Have a head for heights? These scenic cable-car rides are guaranteed to raise your spirits.
1. Sugarloaf Cable Car, Brazil
One of the world’s oldest passenger cableways, and the first to be built in the Americas, the aerial tram up to Rio de Janeiro’s Sugarloaf Mountain continues to draw crowds of visitors more than a century after it was inaugurated in 1912. The two-stage, six-minute ride via the lower hill of Morro da Urca reveals a jaw-dropping tableau of jungled granite monoliths, skyscrapers, and golden-sand beaches, crowned by the iconic statue of Christ the Redeemer.
2. Hakone Ropeway, Japan
It takes roughly half an hour to glide across the mountainous Hakone area, some 80 kilometers southwest of Tokyo, on its namesake ropeway, which resumed services last October following a six-month closure. Come on a sunny morning and you’ll be rewarded with uninterrupted views of Mount Fuji. Running at one-minute intervals, the gondolas soar over Owakudani (“Great Boiling Valley”), a smoldering volcanic crater that’s best admired from the observatory right beside an intermediate station.
3. Aiguille du Midi Cable Car, France
From the ski town of Chamonix, a thrilling vertical ascent of just over 2,800 meters brings sightseers up into the Mont Blanc massif. The 20-minute, two-part journey sees the evergreen forest give way to high Alpine scenery, traversing the Pélerins glacier en route to the final stop at an elevation of 3,777 meters, just below the summit of Aiguille du Midi. Open-air terraces here promise 360-degree views over the French, Swiss, and Italian Alps, with even the Matterhorn visible on a clear day.

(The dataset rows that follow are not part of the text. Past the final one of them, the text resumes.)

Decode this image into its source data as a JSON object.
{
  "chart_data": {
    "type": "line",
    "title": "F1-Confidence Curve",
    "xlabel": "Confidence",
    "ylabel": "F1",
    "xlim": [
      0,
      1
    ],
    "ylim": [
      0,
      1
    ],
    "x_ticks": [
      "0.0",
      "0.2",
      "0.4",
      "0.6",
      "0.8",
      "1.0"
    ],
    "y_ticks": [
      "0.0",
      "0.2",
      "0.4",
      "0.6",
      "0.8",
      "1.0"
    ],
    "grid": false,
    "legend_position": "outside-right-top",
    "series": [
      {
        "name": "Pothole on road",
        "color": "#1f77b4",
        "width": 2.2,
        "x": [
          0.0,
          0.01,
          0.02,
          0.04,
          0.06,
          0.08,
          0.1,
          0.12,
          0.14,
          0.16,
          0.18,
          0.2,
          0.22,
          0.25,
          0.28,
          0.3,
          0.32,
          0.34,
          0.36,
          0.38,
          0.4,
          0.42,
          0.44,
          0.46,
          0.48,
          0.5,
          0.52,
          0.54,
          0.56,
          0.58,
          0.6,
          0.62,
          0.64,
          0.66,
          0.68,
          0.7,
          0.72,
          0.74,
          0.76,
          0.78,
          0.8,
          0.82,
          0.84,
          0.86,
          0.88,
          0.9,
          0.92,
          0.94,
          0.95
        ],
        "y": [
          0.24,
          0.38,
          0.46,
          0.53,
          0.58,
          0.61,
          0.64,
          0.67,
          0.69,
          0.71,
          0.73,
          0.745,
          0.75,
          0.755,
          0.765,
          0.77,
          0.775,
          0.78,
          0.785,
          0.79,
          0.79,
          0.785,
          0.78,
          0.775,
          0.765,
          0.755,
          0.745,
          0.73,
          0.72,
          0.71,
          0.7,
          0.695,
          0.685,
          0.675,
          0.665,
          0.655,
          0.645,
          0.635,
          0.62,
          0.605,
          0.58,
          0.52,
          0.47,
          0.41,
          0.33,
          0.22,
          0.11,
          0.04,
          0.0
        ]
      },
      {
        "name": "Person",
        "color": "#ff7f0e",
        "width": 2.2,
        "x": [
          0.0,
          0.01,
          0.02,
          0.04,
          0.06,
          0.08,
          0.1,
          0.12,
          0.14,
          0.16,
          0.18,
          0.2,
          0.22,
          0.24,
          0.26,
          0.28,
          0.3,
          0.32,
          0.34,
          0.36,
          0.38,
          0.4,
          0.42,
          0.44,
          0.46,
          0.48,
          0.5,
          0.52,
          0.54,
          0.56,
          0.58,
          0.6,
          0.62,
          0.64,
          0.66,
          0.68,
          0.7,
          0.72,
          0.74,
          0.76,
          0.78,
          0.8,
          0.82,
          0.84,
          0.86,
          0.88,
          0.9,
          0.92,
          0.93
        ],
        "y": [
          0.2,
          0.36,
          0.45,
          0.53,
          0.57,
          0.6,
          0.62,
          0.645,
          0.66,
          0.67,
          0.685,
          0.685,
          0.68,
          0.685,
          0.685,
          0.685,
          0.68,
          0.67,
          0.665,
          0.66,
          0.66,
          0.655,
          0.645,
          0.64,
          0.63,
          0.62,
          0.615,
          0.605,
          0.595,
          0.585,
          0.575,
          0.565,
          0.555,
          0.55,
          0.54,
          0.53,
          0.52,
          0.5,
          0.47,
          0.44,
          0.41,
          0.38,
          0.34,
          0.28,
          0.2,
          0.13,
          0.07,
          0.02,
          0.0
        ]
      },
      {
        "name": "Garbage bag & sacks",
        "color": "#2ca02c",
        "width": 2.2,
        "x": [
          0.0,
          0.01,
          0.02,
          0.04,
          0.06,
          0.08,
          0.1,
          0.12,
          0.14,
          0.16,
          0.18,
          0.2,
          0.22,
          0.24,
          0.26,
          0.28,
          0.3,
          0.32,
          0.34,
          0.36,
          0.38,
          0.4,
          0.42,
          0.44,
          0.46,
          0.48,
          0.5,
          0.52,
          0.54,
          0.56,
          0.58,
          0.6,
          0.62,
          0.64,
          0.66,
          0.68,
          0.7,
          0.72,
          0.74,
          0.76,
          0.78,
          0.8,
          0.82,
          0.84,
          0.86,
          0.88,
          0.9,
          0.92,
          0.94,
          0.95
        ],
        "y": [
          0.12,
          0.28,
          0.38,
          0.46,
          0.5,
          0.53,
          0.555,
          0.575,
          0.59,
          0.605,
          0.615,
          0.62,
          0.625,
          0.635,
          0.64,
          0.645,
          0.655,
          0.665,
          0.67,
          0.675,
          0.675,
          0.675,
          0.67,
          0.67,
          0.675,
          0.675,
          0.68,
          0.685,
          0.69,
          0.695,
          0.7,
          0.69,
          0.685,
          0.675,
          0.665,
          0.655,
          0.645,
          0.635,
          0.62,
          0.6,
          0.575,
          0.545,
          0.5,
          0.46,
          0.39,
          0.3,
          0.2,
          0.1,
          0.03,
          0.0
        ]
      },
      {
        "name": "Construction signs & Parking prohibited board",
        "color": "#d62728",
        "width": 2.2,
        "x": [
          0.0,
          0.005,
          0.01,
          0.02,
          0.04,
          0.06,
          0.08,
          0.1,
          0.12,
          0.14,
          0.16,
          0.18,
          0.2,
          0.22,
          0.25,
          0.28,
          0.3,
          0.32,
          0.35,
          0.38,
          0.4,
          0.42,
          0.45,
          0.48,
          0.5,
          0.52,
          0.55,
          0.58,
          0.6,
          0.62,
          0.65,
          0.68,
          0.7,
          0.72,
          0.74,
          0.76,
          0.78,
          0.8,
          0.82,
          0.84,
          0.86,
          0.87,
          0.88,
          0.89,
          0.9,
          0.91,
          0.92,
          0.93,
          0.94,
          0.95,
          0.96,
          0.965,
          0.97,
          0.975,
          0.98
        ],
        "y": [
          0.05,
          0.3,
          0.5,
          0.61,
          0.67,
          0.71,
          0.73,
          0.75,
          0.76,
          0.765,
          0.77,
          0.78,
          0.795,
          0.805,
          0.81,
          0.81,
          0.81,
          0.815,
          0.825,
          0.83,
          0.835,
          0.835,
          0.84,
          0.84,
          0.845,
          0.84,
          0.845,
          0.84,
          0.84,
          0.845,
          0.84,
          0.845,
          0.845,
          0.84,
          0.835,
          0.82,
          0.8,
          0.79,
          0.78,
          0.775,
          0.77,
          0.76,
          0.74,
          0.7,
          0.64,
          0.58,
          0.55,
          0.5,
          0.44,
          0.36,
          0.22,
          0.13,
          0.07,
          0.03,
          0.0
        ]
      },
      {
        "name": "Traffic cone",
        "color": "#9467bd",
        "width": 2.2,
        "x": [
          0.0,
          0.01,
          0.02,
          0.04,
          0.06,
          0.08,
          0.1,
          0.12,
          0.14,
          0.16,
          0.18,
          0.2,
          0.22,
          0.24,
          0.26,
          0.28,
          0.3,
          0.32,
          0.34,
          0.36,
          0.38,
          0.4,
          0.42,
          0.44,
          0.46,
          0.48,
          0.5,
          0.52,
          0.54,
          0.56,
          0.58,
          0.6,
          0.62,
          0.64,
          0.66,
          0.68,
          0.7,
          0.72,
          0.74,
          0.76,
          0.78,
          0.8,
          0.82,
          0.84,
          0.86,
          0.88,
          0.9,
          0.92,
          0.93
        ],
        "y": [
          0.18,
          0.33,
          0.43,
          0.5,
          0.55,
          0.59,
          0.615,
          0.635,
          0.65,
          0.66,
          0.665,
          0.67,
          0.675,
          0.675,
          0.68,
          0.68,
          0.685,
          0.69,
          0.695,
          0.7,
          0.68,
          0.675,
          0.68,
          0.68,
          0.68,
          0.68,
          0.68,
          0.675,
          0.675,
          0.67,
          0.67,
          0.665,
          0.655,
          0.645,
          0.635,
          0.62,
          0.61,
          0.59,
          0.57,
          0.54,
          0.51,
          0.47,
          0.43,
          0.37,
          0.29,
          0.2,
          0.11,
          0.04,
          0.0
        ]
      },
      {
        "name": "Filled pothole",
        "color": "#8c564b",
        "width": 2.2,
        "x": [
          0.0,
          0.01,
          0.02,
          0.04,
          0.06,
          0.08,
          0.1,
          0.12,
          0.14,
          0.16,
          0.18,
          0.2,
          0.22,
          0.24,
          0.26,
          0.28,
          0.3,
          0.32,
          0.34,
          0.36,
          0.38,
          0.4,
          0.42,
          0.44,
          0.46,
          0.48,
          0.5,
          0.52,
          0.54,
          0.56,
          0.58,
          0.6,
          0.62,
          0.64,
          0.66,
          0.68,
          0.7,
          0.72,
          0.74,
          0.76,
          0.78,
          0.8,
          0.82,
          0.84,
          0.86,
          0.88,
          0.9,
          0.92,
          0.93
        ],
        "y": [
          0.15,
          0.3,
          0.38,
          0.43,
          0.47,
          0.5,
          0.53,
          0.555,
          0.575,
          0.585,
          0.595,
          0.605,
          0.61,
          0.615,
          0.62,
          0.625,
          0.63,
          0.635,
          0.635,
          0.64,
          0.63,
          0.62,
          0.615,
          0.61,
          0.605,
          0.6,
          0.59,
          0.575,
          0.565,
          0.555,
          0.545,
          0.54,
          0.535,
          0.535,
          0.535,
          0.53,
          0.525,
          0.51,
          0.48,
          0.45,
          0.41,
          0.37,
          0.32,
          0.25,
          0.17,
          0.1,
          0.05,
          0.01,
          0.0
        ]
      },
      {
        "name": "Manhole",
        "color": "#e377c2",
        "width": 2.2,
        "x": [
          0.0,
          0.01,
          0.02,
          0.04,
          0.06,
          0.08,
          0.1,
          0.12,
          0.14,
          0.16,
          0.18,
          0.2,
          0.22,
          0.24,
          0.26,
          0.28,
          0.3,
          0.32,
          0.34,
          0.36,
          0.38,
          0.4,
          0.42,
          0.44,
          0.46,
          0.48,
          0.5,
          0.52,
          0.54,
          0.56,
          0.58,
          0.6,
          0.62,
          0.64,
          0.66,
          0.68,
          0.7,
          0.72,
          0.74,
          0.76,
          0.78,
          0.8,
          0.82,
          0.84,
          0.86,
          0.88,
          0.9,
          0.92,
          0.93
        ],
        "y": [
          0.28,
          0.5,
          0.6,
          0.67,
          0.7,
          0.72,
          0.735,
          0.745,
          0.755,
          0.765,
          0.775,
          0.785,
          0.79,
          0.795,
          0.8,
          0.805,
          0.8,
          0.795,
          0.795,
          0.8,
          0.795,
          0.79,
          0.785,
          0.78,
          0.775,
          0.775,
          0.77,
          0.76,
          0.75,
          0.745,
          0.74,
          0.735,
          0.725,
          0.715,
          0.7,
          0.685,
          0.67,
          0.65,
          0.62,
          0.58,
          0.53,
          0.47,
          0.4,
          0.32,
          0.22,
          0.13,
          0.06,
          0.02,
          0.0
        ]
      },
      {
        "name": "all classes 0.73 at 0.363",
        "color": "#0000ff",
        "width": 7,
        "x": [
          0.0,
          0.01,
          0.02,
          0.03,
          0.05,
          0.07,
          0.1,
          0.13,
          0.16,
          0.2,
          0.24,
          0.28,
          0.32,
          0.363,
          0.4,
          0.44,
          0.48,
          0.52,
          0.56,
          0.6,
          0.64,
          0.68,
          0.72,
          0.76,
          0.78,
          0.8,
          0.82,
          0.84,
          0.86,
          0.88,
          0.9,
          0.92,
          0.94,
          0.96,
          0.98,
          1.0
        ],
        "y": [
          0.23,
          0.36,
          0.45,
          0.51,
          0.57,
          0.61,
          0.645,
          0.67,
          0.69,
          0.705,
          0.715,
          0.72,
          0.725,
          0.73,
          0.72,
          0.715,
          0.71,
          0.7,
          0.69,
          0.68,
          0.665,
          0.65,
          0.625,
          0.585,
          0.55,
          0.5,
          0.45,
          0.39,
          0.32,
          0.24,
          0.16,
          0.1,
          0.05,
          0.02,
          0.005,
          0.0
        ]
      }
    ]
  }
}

4. Phu Quoc Cable Car, Vietnam
Stretching almost eight kilometers over the Gulf of Thailand, this two-year-old attraction is recognized by Guinness World Records as the longest nonstop three-rope cable car system on the planet. Passengers are whisked at speeds of up to 30 kilometers an hour between the southern shores of Phu Quoc Island and Sun World Hon Thom Nature Park in the idyllic An Thoi Archipelago; the 15-minute ride offers a bird’s-eye perspective on fishing boats moored off a beachside town and the rocky shores of uninhabited isles.